Speaker 3You know no one wants to take care of hands. You know they don't really want to go there, they don't really want to, they don't want to, just like obstetrics. You know, if I see a patient in my clinic and I'm contemplating doing this, that and the other, and they're, you know, five months pregnant, you know I have absolutely no idea what my obligations are at that point or what my responsibilities are, I have to pick up the phone and call somebody. So I kind of see hand surgery a little bit like that, in the sense that no one really in other subspecialties and other specialties understands the science of hand surgery. So there's always that very unique build and a very unique disease process. So I think it's intriguing for those reasons and attractive for those reasons.

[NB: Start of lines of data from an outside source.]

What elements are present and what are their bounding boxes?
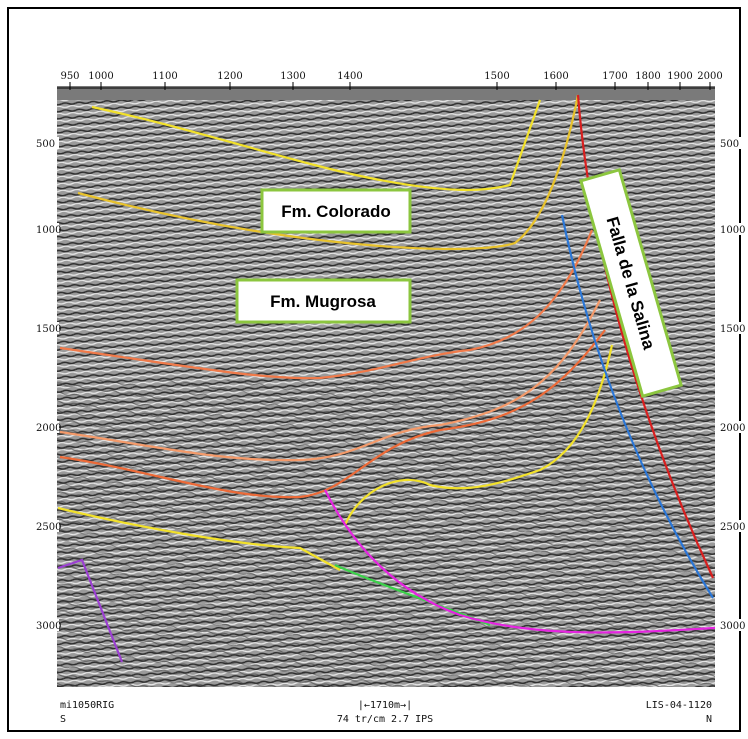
tick-bg [33,520,59,532]
label-colorado: Fm. Colorado [260,188,412,234]
top-tick-label: 1200 [217,71,242,82]
top-tick-label: 1300 [280,71,305,82]
footer [57,687,715,723]
top-tick-label: 1100 [152,71,177,82]
right-tick-label: 1000 [720,225,745,236]
right-tick-label: 3000 [720,621,745,632]
left-tick-label: 1000 [36,225,61,236]
tick-bg [33,421,59,433]
tick-bg [33,619,59,631]
tick-bg [717,619,743,631]
tick-bg [717,421,743,433]
horizon [91,99,542,192]
top-tick-label: 1700 [602,71,627,82]
direction: S [60,714,66,725]
tick-bg [717,322,743,334]
right-axis: 500 1000 1500 2000 2500 3000 [717,137,745,632]
top-tick-label: 2000 [697,71,722,82]
right-tick-label: 1500 [720,324,745,335]
top-axis: 950 1000 1100 1200 1300 1400 1500 1600 1700 1800 1… [60,71,723,90]
scale-bar: |←1710m→| [358,700,412,711]
top-tick-label: 1800 [635,71,660,82]
top-tick-label: 1600 [543,71,568,82]
left-tick-label: 2000 [36,423,61,434]
line-id: LIS-04-1120 [646,700,712,711]
horizon [57,558,124,663]
tick-bg [717,223,743,235]
formation-label: Fm. Colorado [281,202,391,221]
right-tick-label: 2000 [720,423,745,434]
top-tick-label: 950 [60,71,79,82]
left-axis: 500 1000 1500 2000 2500 3000 [33,137,61,632]
formation-label: Fm. Mugrosa [270,292,376,311]
section-top [57,86,715,100]
tick-bg [717,520,743,532]
horizon [77,94,580,251]
left-tick-label: 500 [36,139,55,150]
right-tick-label: 500 [720,139,739,150]
tick-bg [33,137,59,149]
horizon [324,489,716,634]
horizons [57,94,716,663]
top-tick-label: 1900 [667,71,692,82]
horizon [343,344,614,526]
top-tick-label: 1000 [88,71,113,82]
left-tick-label: 1500 [36,324,61,335]
fault [560,214,714,599]
top-tick-label: 1500 [484,71,509,82]
label-box [235,278,412,324]
right-tick-label: 2500 [720,522,745,533]
direction: N [706,714,712,725]
label-box [579,167,683,399]
scale-text: 74 tr/cm 2.7 IPS [337,714,433,725]
horizon [59,329,606,499]
tick-bg [33,223,59,235]
seismic-texture [57,380,715,687]
left-tick-label: 2500 [36,522,61,533]
tick-bg [33,322,59,334]
label-mugrosa: Fm. Mugrosa [235,278,412,324]
top-tick-label: 1400 [337,71,362,82]
horizon [59,299,601,462]
left-tick-label: 3000 [36,621,61,632]
line-id: mi1050RIG [60,700,114,711]
horizon [57,506,341,571]
horizon [59,229,594,380]
fault [576,94,714,579]
label-box [260,188,412,234]
tick-bg [717,137,743,149]
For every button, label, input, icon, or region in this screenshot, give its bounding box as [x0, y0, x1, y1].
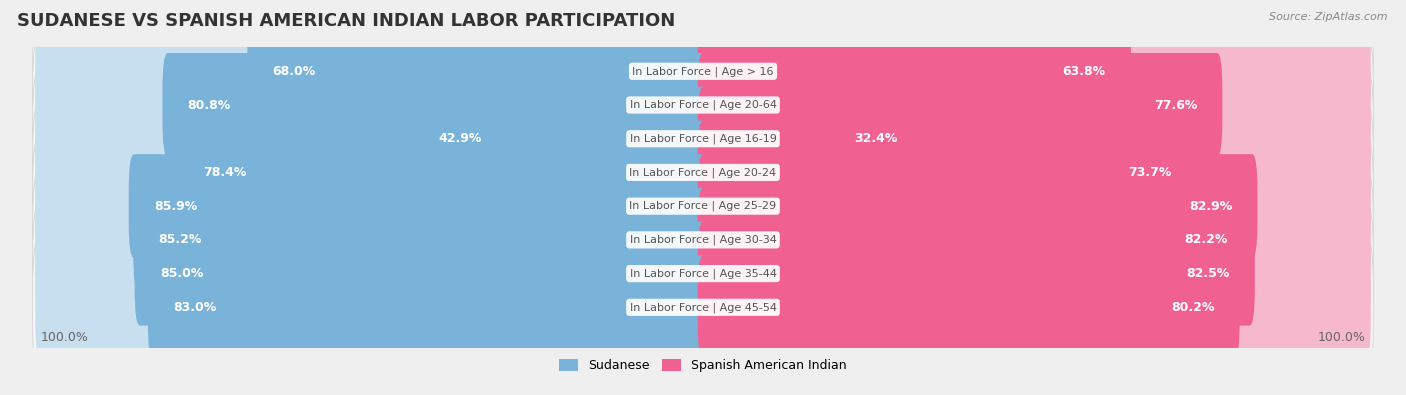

Speaker 2Thank you very much. That was very eloquent. It has been an absolute pleasure and honor to talk with my friend, Dr Peter Murray, who is professor and chair of the Department of Orthopedic Surgery at the Mayo Clinic in Florida and is a very distinguished hand surgeon known throughout North America and who's talking about the future in hand surgery. Dr Murray, thanks for being on the podcast, sir.
Expressions of Gratitude in Orthopedics
Speaker 3It's been a real pleasure, Dr Lundy, and you're very gracious to invite me, and I'll just just for clarity I'm no longer chair. I've just stepped down from that role the last few months as we rotate chairs here at Mayo Clinic. But anyway, I did that for 11 years, so I very very did. I very much enjoyed that. But anyway, thank you again. It was a real honor to be with you today.
Speaker 2Thanks to the AOA as well, I appreciate you clarifying that too. Thank you Before we go, peter, let me just thank you on behalf of the AOA for your service to our country, sir.
Speaker 3Oh, thank you very much, dr Lundy, and the same to you.